Inhibition describes a moment of conscious awareness of a choice to interrupt, stop or entirely prevent an unnecessary habitual "misuse".

As unnecessary habits are prevented or interrupted, a freer capacity and range of motion resumes, experienced by the student as a state of "non-doing" or "allowing," allowing - this is the assumption that the body wants to perform movements in the correct way, but the "patient" needs to "allow" the body to do these movements in the correct way.

Primary control

This innate co-ordination that emerges is also described more specifically as "Primary Control".

This is a key head, neck and spinal relationship. The body's responses are determined by the qualities of head and eye movement at the inception of head motion.

What expands the qualities of further bodily response is a very subtle nod forward to counteract a common backward startle pattern, coupled with an upward movement of the head away from the body that lengthens the spine.
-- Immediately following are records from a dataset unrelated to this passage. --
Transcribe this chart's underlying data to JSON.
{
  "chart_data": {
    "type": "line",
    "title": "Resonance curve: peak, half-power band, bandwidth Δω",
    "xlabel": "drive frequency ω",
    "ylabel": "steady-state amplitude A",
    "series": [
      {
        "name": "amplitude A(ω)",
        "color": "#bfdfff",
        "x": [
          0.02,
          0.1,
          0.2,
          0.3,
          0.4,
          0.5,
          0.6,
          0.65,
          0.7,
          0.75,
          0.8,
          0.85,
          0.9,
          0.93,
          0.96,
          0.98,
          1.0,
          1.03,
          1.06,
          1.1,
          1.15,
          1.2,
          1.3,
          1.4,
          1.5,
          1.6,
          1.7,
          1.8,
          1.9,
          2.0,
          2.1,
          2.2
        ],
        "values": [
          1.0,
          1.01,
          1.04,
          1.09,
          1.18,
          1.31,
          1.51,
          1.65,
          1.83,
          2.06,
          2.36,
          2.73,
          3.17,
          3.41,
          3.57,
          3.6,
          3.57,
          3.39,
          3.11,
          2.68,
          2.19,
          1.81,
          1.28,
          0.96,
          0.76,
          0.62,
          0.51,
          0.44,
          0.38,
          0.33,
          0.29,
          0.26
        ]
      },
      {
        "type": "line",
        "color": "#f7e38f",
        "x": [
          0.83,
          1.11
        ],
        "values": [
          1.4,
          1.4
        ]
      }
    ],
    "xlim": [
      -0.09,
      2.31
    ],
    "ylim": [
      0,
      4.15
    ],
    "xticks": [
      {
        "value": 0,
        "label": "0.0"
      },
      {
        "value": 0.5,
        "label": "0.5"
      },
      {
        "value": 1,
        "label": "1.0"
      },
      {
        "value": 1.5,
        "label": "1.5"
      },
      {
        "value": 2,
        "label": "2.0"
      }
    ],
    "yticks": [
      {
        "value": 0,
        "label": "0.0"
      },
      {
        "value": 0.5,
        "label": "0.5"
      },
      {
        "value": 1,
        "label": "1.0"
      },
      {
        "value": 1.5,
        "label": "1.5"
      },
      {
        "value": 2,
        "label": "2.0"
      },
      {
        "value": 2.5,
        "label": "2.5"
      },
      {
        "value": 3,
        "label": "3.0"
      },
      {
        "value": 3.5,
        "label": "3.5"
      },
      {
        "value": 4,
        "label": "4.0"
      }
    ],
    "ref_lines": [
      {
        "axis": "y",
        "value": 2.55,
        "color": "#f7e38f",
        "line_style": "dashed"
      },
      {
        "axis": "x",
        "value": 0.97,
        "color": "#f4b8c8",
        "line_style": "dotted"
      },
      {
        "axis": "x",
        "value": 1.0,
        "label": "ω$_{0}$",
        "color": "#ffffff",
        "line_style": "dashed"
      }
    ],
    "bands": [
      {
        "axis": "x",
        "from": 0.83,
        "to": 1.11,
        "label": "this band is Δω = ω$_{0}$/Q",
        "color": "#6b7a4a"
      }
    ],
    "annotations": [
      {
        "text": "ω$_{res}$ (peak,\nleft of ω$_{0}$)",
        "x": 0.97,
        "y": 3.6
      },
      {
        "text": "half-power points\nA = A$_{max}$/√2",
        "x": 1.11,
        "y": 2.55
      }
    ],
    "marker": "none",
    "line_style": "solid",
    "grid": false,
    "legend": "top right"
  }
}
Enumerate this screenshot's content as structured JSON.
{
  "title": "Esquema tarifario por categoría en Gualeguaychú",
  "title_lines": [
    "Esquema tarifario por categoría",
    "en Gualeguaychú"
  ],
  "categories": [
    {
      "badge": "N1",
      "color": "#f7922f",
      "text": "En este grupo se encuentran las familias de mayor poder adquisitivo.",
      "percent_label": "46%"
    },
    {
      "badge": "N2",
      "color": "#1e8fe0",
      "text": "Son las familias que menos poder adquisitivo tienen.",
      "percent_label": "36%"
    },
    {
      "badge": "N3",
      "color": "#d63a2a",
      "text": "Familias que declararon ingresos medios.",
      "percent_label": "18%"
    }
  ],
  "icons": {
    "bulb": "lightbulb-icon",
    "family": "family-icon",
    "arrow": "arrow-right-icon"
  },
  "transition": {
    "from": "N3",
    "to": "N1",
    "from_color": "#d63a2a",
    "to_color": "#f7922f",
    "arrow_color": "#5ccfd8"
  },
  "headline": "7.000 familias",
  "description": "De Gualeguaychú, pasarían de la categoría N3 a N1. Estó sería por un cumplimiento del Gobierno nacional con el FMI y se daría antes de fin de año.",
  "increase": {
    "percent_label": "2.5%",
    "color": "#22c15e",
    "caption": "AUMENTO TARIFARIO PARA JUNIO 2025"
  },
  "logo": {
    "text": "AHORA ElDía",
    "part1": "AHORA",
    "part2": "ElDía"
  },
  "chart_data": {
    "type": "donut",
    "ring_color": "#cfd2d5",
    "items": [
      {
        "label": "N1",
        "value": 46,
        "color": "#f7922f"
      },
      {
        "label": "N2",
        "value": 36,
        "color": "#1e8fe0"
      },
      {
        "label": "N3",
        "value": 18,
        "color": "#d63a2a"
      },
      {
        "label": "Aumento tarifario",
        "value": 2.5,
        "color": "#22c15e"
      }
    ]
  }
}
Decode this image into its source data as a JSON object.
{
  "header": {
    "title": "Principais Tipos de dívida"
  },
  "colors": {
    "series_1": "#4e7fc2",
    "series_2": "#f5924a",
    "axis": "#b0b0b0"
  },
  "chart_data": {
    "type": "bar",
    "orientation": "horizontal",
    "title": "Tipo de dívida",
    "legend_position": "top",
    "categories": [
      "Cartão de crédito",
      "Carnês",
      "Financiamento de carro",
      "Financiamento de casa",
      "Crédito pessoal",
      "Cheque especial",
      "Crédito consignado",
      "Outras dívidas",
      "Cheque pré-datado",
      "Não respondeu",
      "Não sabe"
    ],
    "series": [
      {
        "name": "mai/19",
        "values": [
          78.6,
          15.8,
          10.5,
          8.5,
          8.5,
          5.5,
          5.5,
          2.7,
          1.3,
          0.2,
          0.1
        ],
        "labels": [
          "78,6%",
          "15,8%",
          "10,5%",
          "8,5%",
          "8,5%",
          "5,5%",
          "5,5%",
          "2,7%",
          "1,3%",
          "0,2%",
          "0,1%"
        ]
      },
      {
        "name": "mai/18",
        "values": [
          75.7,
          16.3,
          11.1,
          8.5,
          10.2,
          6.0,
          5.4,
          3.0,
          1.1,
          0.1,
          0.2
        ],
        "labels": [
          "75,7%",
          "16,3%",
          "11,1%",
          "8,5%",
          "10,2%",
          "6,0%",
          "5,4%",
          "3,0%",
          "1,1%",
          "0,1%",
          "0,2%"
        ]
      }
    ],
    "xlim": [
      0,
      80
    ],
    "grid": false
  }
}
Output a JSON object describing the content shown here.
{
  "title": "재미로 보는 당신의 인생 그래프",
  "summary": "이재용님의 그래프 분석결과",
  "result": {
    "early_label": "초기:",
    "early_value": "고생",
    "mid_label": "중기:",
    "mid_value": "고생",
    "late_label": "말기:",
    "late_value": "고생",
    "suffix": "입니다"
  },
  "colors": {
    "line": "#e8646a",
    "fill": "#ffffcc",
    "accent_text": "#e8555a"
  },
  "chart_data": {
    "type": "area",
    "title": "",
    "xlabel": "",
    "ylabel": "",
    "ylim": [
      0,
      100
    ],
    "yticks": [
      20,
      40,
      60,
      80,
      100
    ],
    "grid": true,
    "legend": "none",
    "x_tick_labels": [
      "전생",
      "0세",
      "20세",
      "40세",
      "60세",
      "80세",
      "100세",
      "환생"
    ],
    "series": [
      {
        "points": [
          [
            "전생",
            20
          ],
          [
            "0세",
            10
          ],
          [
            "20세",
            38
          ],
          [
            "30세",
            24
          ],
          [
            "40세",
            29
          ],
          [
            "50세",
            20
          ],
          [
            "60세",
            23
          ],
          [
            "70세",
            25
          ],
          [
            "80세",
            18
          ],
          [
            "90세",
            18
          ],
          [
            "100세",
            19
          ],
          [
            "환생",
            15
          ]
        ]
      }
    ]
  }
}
Students gradually learn to include their whole body toward their new means of initiating motion.


To continue to select and reinforce the often less dominant "good use", it is recommended to repeatedly suggest, by thinking to oneself, a tailored series of "Orders" or "Directions." "Giving Directions" is the term for thinking and projecting an anatomically ideal map of how one's body may be used effortlessly. "Directing" is suggestively thought, rather than willfully accomplished, because the physical responses to "Directing" often occur underneath one's ability to perceive.

As freedom of expression or movement is the objective, the most appropriate responses cannot be anticipated, but are observed and chosen in the moment.

Psycho-Physical Unity

Global concepts such as "Psycho-Physical Unity" and "Use" describe how thinking strategies and attention work together during preparation for action.

They connote the general sequence of how intention joins together with execution to directly affect the perception of events and the outcome of intended results.


The Alexander Technique is most commonly taught privately in a series of 10 to 40 private lessons which may last from 30 minutes to an hour. Students are often performers, such as actors, dancers, musicians, athletes and public speakers, or people who work on computers, or who are in frequent pain for other reasons. Instructors observe their students, then show them how to hold themselves and move with better poise and less strain. Sessions include chair work and table work, often in front of a mirror, during which the instructor and the student will stand, sit and lie down, moving efficiently while maintaining a correct relationship between the head, neck and spine.

To qualify as a teacher of Alexander Technique, instructors are required to complete at least 1,600 hours, spanning at least three years, of supervised teacher training. The result must be satisfactory to qualified peers to gain membership in professional societies.